D'abord, la considération du caractère éphémère de presque toutes nos décisions, du fait de l'évolution permanente de notre être, nous invite à relativiser nos jugements. Nos jugements ne sont jamais parfaits, inaltérables, incorruptibles ; et parfois, ce n'est pas l'année ou le mois suivant que nous nous aperçevons que nous jugerions aujourd'hui différement, mais le jour d'après. Notre vision du passé fluctue en même temps que notre vision du présent ; nos critères changent comme nos sentiments ; rien n'est inamovible en nous, tout fluctue. Homme, être incertain qui revient toujours sur son passé. Il y a une vertu à tirer de cela : c'est de ne pas trop se fier à ses impulsions et même à son jugement ; au moment d'une grande décision, il faut essayer, si tant est que cela est possible, de penser à son moi présent pour anticiper sur ce que nous serions plus tard ; il faut prévoir quelle sera notre vision du bien, et évaluer quel possible correspondra le mieux à cette vision. Il s'agit là d'un idéal que nous ne pouvons jamais satisfaire entièrement ; l'homme coule de manière trop imprévisible pour calculer aussi rigoureusement ; mais enfin, la simple pensée de l'avenir et du changement probable de notre être permet de nuancer ses jugements et de juger modérément. Modération et prudence : telles sont les vertus que nous pourrions acquérir en méditant là-dessus.

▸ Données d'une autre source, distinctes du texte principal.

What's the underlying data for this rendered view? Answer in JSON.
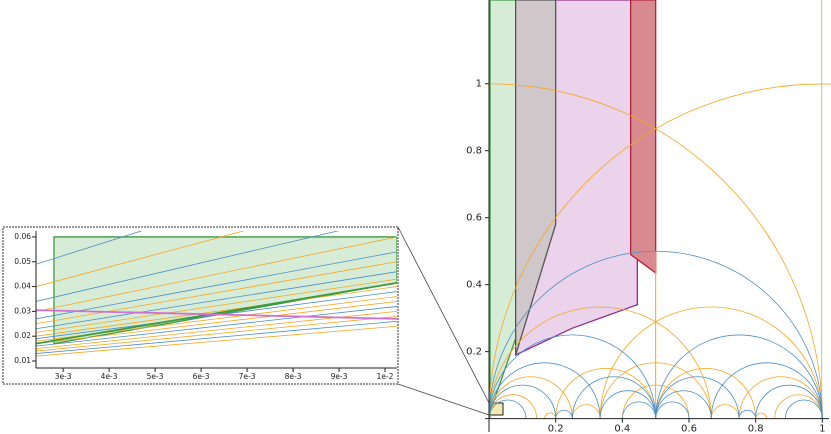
{
  "chart_data": [
    {
      "type": "region",
      "xlim": [
        -0.012,
        1.02
      ],
      "ylim": [
        -0.04,
        1.25
      ],
      "xticks": [
        0.2,
        0.4,
        0.6,
        0.8,
        1
      ],
      "yticks": [
        0.2,
        0.4,
        0.6,
        0.8,
        1
      ],
      "regions": [
        {
          "fill": "#d7ecd7",
          "stroke": "#3d9a3d",
          "x": [
            0.003,
            0.2,
            0.2,
            0.003
          ],
          "y": [
            1.25,
            1.25,
            0.58,
            0.02
          ]
        },
        {
          "fill": "#ebd3eb",
          "stroke": "#8e2a93",
          "x": [
            0.08,
            0.425,
            0.425,
            0.445,
            0.445,
            0.25,
            0.08
          ],
          "y": [
            1.25,
            1.25,
            0.49,
            0.49,
            0.34,
            0.27,
            0.19
          ]
        },
        {
          "fill": "#cfc7ca",
          "stroke": "#555555",
          "x": [
            0.08,
            0.2,
            0.2,
            0.08
          ],
          "y": [
            1.25,
            1.25,
            0.58,
            0.19
          ]
        },
        {
          "fill": "#d98a90",
          "stroke": "#b3203a",
          "x": [
            0.425,
            0.5,
            0.5,
            0.425
          ],
          "y": [
            1.25,
            1.25,
            0.435,
            0.49
          ]
        }
      ],
      "arcs": [
        {
          "color": "#f5a623",
          "ends": [
            [
              -1,
              1
            ],
            [
              0,
              2
            ],
            [
              0,
              0.6667
            ],
            [
              0.3333,
              1
            ],
            [
              0.3333,
              0.6667
            ],
            [
              0.2,
              0.5
            ],
            [
              0.5,
              0.8
            ],
            [
              0,
              0.25
            ],
            [
              0.75,
              1
            ],
            [
              0.4,
              0.6
            ],
            [
              0,
              0.1429
            ],
            [
              0.8571,
              1
            ],
            [
              0.25,
              0.3333
            ],
            [
              0.6667,
              0.75
            ],
            [
              0.1667,
              0.2
            ],
            [
              0.8,
              0.8333
            ]
          ]
        },
        {
          "color": "#4a8fc6",
          "ends": [
            [
              0,
              1
            ],
            [
              0,
              0.5
            ],
            [
              0.5,
              1
            ],
            [
              0,
              0.3333
            ],
            [
              0.6667,
              1
            ],
            [
              0.25,
              0.5
            ],
            [
              0.5,
              0.75
            ],
            [
              0.3333,
              0.5
            ],
            [
              0.5,
              0.6667
            ],
            [
              0.2,
              0.25
            ],
            [
              0,
              0.2
            ],
            [
              0.8,
              1
            ],
            [
              0.75,
              0.8
            ],
            [
              0.4,
              0.5
            ],
            [
              0.5,
              0.6
            ],
            [
              0,
              0.1111
            ],
            [
              0.8889,
              1
            ]
          ]
        }
      ],
      "verticals": [
        {
          "color": "#3d9a3d",
          "x": 0.003,
          "y": [
            0,
            1.25
          ]
        },
        {
          "color": "#9fd09f",
          "x": 0.998,
          "y": [
            0,
            1.25
          ]
        },
        {
          "color": "#f5a623",
          "x": 0.5,
          "y": [
            0,
            0.5
          ]
        }
      ]
    },
    {
      "type": "region",
      "xlim": [
        0.00241,
        0.01026
      ],
      "ylim": [
        0.00718,
        0.0624
      ],
      "xticks": [
        {
          "value": 0.003,
          "label": "3e-3"
        },
        {
          "value": 0.004,
          "label": "4e-3"
        },
        {
          "value": 0.005,
          "label": "5e-3"
        },
        {
          "value": 0.006,
          "label": "6e-3"
        },
        {
          "value": 0.007,
          "label": "7e-3"
        },
        {
          "value": 0.008,
          "label": "8e-3"
        },
        {
          "value": 0.009,
          "label": "9e-3"
        },
        {
          "value": 0.01,
          "label": "1e-2"
        }
      ],
      "yticks": [
        0.01,
        0.02,
        0.03,
        0.04,
        0.05,
        0.06
      ],
      "regions": [
        {
          "fill": "#d7ecd7",
          "stroke": "#3d9a3d",
          "x": [
            0.0028,
            0.01026,
            0.01026,
            0.0028
          ],
          "y": [
            0.06,
            0.06,
            0.0415,
            0.017
          ]
        }
      ],
      "x": [
        0.00241,
        0.01026
      ],
      "series": [
        {
          "color": "#4a8fc6",
          "values": [
            0.049,
            0.095
          ]
        },
        {
          "color": "#f5a623",
          "values": [
            0.04,
            0.079
          ]
        },
        {
          "color": "#4a8fc6",
          "values": [
            0.034,
            0.068
          ]
        },
        {
          "color": "#f5a623",
          "values": [
            0.03,
            0.06
          ]
        },
        {
          "color": "#4a8fc6",
          "values": [
            0.027,
            0.054
          ]
        },
        {
          "color": "#f5a623",
          "values": [
            0.025,
            0.05
          ]
        },
        {
          "color": "#4a8fc6",
          "values": [
            0.023,
            0.046
          ]
        },
        {
          "color": "#f5a623",
          "values": [
            0.0215,
            0.043
          ]
        },
        {
          "color": "#f5a623",
          "values": [
            0.02,
            0.04
          ]
        },
        {
          "color": "#4a8fc6",
          "values": [
            0.019,
            0.038
          ]
        },
        {
          "color": "#f5a623",
          "values": [
            0.018,
            0.036
          ]
        },
        {
          "color": "#f5a623",
          "values": [
            0.017,
            0.034
          ]
        },
        {
          "color": "#4a8fc6",
          "values": [
            0.016,
            0.032
          ]
        },
        {
          "color": "#f5a623",
          "values": [
            0.015,
            0.03
          ]
        },
        {
          "color": "#f5a623",
          "values": [
            0.014,
            0.028
          ]
        },
        {
          "color": "#4a8fc6",
          "values": [
            0.013,
            0.026
          ]
        },
        {
          "color": "#f5a623",
          "values": [
            0.012,
            0.024
          ]
        },
        {
          "color": "#3d9a3d",
          "values": [
            0.017,
            0.0415
          ]
        },
        {
          "color": "#d070d0",
          "values": [
            0.0305,
            0.027
          ]
        }
      ]
    }
  ]
}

L'autre point essentiel concerne le mal que nous fabriquons à partir de cette même considération. Il est de la nature de la pensée de pouvoir envisager chaque chose selon plusieurs faces ; aussi, d'une observation vraie, telle que celle de Proust, nous pouvons en tirer un profit, une vertu, mais nous pouvons également en extraire l'une des causes d'un vice répandu : le regret, ou, plus précisément, le malsain jeu des possibles du passé qui viennent croiser le moi présent. Ces possibles du passé, considérées sérieusement, sont l'une des plus grande source de chagrin au monde ; nous sommes pris au piège de la chronologie librement déformable, nous ajoutons des éléments du présent à une situation passée, et nous jugeons avec sévérité notre jugement passé, maintenant que nous avons toutes les informations pour déterminer quelle était la meilleure décision à prendre. Il est bon de jouer avec les si ; rien de plus amusant comme ces rêveries où nous refaisons le monde ou notre vie, mais à la condition que ces rêveries restent des jeux maîtrisés et voulus. Mais les possibles et les si nous échappent ; ils prennent possession de notre imagination ; nous subissons ce jeu sérieux ; et, passifs face à nos souvenirs, les possibles deviennent regrets et tournent furieusement autour de nous ; ils piquent, ils fatiguent, ils rendent fous. Lorsque nous constatons que le jeu des possibles devient aussi malsain, que nous ne pouvons plus y jouer librement et légèrement, arrêtons tout ; relisons l'Éthique de Spinoza ; souvenons nous que le possible n'est qu'une idée de l'homme, que les idées sont plus maniables que le réel, auquel nous nous soumettons, en l'acceptant, en le comprenant, et en pensant à sa perfection irréductible. 

Tout est parfait, enseigne Spinoza ; cette idée est le meilleur remède contre les nuisibles possibles qui se sont aliénés en nous.